Umgehungsstraße nach vier Jahren Bauzeit für den Verkehr freigegeben
Für Kruft geht ein 40-jähriger Traum in Erfüllung
Kruft. Endlich konnte am Dienstag die Ortsumgehung Kruft nach viereinhalbjähriger Bauzeit vom Landesbetrieb Mobilität Cochem-Koblenz auf Höhe der Firma Quick Mix für den Verkehr freigegeben werden. Für die Bürgerinnen und Bürger von Kruft ein glücklicher Tag, hatte sich doch die Eröffnung durch die Bodenbeschaffenheit mit weichem Untergrund und harten Basaltadern auf dem dreieinhalb Kilometer langen Stück um ein Jahr verzögert. 18 Millionen Euro hat das Projekt gekostet, das den PKW- und Schwerlastverkehr zwischen Andernach und Mayen mit 14.500 Fahrzeugen täglich endlich an der Ortschaft vorbeiführt.
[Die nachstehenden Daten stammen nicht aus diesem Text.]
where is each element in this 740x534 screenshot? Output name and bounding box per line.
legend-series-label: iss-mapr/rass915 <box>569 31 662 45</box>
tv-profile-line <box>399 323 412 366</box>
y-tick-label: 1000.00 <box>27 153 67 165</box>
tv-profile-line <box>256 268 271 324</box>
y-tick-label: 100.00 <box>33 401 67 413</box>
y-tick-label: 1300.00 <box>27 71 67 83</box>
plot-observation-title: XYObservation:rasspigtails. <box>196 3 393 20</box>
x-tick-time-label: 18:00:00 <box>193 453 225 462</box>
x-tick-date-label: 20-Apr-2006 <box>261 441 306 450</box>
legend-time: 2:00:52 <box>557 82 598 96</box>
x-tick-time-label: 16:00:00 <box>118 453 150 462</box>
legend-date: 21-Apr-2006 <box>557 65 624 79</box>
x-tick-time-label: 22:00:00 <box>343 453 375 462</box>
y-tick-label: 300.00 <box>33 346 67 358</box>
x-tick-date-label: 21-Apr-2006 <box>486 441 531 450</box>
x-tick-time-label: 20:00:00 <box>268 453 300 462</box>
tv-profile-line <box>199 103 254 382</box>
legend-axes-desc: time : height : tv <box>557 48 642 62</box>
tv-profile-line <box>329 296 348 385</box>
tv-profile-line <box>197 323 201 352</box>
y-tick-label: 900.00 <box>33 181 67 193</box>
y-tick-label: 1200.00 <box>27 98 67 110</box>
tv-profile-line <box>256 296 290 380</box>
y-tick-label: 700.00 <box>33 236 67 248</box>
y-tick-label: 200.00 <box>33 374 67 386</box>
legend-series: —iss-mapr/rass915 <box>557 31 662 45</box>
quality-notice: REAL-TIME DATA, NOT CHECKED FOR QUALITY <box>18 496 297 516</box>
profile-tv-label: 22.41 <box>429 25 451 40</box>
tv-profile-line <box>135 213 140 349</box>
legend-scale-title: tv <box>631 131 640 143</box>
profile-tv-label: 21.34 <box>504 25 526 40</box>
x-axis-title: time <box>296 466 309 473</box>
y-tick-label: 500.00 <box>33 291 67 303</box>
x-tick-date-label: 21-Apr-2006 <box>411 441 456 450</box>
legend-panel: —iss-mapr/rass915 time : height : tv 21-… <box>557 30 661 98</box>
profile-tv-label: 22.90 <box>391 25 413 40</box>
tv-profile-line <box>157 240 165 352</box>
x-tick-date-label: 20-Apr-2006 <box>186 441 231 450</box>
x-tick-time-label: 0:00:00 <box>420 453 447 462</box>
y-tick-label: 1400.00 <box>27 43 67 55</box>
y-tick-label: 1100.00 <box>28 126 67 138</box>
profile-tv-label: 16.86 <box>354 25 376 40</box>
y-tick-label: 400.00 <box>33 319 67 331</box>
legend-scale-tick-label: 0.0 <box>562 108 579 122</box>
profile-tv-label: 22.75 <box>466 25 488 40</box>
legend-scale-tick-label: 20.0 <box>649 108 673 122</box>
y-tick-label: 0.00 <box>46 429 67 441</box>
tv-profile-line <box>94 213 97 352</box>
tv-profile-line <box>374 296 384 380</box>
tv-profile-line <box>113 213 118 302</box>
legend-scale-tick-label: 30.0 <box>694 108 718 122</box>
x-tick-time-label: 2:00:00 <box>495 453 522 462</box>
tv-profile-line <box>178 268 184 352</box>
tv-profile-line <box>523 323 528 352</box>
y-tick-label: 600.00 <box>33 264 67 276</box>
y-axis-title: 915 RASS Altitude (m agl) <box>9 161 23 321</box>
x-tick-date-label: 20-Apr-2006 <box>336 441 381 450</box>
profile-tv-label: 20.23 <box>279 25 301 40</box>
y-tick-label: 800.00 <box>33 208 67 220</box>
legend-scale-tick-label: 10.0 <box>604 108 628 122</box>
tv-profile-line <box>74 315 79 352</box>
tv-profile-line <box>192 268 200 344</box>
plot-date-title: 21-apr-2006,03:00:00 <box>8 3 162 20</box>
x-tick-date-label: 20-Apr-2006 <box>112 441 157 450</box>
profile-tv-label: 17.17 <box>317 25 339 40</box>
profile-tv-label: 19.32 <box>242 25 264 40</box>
Insbesondere die vielen Bims- und Steinlaster stellten für die Anwohner eine große Belastung dar. 40 Jahre lang haben die Krufter Bürgerinnen und Bürger für diese Lösung gekämpft. Auch Autobahnnutzer können jetzt am Ortskern vorbei die neue Umgehungsstraße nutzen. Die alte B 256 wird zur Dorfstraße herabgestuft und geht in den Besitz der Gemeinde über. Diese soll nach den Worten von Ortsbürgermeister Rudolf Schneichel (CDU) in den nächsten zwei Jahren neu gestaltet werden. Auch Dorothee Bär, parlamentarische Staatssekretärin beim Bundesministerium, Staatssekretärin Heike Raab, Verkehrsministerium Rheinland-Pfalz, sowie Peter Cornely, Leiter des Landesbetriebs Mobilität Cochem-Koblenz, freuten sich mit Bürgermeister Schneichel über diesen „historischen Tag“. Für die Bürgerinnen und Bürger von Kruft ist die Ortsumgehung ein Segen. Den kirchlichen Segen erteilten Pfarrer Norbert Missong und Pfarrer Michael Stoer. Jetzt hoffen die Anwohner, dass der innerörtliche Verkehr, wie es die Planung vorsieht, tatsächlich um 84 Prozent zurückgeht. In den nächsten beiden Jahren stehen im Ort Veränderungen an. Wechselseitige Parkbuchten und Bäume sollen den innerörtlichen Verkehr auf der alten B 256 sicherer machen. Auch ein Kreisel an der Kreuzung Bahnhofstraße steht zur Diskussion. Die weiteren Umbaukosten werden auf 1,6 bis 1,8 Millionen Euro geschätzt. Ortsbürgermeister Rudolf Schneichel will sich für ein Förderprogramm einsetzen.